For a long time I've understood that eyes are focussed by tiny muscles pulling on the lens in order to change its shape which controls focus but gets more resistant in middle age, requiring bifocals and reading glasses.  I did not understand that the ear drum is also changed in its tenseness by tiny muscles.  The result is again a change in focus, increasing or reducing intelligibility.  Since so much of human relationship is delivered by voice, blurred hearing interferes with reassuring words and what Dr. Porgas calls "prosody," the melody and enunciation of words.  It's possible that hearing aid vendors are encouraging the idea of deafness without taking this aspect into consideration.  It may also be that this young generation's attachment to music is an unconscious self-management with instrumental or singing prosody.

As I write, a PBS story about countering school shootings came on.  It is plainly working on the older idea that the autonomic system focuses on fight or flight. There is no acknowledgement of near-unconscious paralysis.  Nor did they speak of team spirit, though that was in the background.  The story explodes the discussion about violence and fear far beyond a setting of deliberate attention to one-on-one work.  But the latter is still an entry point, for survivors if no one else and with those stuck in PTSD even after competence and effectiveness has made them safe.  Even those deadly shooters insane with emotion and countering fear with deadly aggression can possibly be led to safety.

These are cultural factors, but culture can respond to research.  I should make a note here that every time one of these blogs expresses distress of my own, people write to reassure/suppress me.  It hooks concern and makes it personal, thereby diminishing it.  I should make it clear that this post is about the SOLUTION, not the PROBLEM.  This line of thought works.

There are two common displacements that will ask for more work for people who are hurting.  One is the solution of techies and engineers who let objects with no emotions and no response take the place of real people who can interact.  The other is the bureaucratic response of slapping on a label, dumping the case in a bucket, and considering that the victims have been dealt with, though it's not even a beginning of a relationship.  My own blogging so much could be challenged, except for the many conversations in my head, memories of interaction.  Still, if I were helping someone, I'd encourage them otherwise.
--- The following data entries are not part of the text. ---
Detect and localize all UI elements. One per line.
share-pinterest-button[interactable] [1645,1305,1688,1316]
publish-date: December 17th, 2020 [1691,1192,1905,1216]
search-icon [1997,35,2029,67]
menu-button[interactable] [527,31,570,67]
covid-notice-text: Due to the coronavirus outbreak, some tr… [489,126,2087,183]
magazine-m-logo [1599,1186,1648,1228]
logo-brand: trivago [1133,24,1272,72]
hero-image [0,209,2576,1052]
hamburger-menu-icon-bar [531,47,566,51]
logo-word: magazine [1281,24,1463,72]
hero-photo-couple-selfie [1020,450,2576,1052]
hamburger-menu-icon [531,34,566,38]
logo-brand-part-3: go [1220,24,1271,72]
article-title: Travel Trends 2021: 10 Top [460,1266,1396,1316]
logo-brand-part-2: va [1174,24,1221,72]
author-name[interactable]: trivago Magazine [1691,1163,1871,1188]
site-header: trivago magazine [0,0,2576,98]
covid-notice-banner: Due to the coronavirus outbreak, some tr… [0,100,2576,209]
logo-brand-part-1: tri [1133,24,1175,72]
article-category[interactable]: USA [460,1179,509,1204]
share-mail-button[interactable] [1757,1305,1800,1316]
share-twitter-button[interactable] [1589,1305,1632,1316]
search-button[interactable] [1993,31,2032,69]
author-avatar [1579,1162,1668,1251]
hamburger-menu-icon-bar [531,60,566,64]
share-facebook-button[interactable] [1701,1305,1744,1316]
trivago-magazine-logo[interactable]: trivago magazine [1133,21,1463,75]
Nearing eighty, print is more real to me than people.  Growing up, no one explained anything.  They just gave me a book to read.  So I knew how to use this book -- had to learn this polyvagal theory.  Porges says, "For these people, social behavior is disruptive and not supportive."  But he worries that when the two things are taken together, labeling combined with relating to objects instead of people, the result is damaging to children at a minimum, everyone to some degree.  

When people need and ask for help from others, the first step is achieving safety in the place and together with the helpers. A complication is that "help" implies to many people that they have failed, done something wrong, so that idea has to be dealt with and removed.  This is not easy.  Terror of other people interfering, guards put up to distract and block them, all of it unconscious and not where it can be reasoned away, is like Porges fearing the MRI -- it took drugs to get him in there.  Likewise, it takes drugs to get some people into relationship.  But it would be better without them.

Luckily, people generate internal drugs through experience. One of the most effective molecules is oxytocin, originally welcomed into the DNA because it kept women from rejecting their infant, a foreign object.  This is part of the evolution from reptiles, who lay eggs, to mammals, who grow babies in their guts.  I want to use another whole post to talk about Dr. Porges' wife's research on that molecule allowing human attachment, the key to trust and safety.  Sue Carter is brilliant.  Her understanding of what protects gestation, is also the key to humans around the campfire reassuring each other enough to work together.  Otherwise we might just kill and eat each other, as though we were all mass shooters.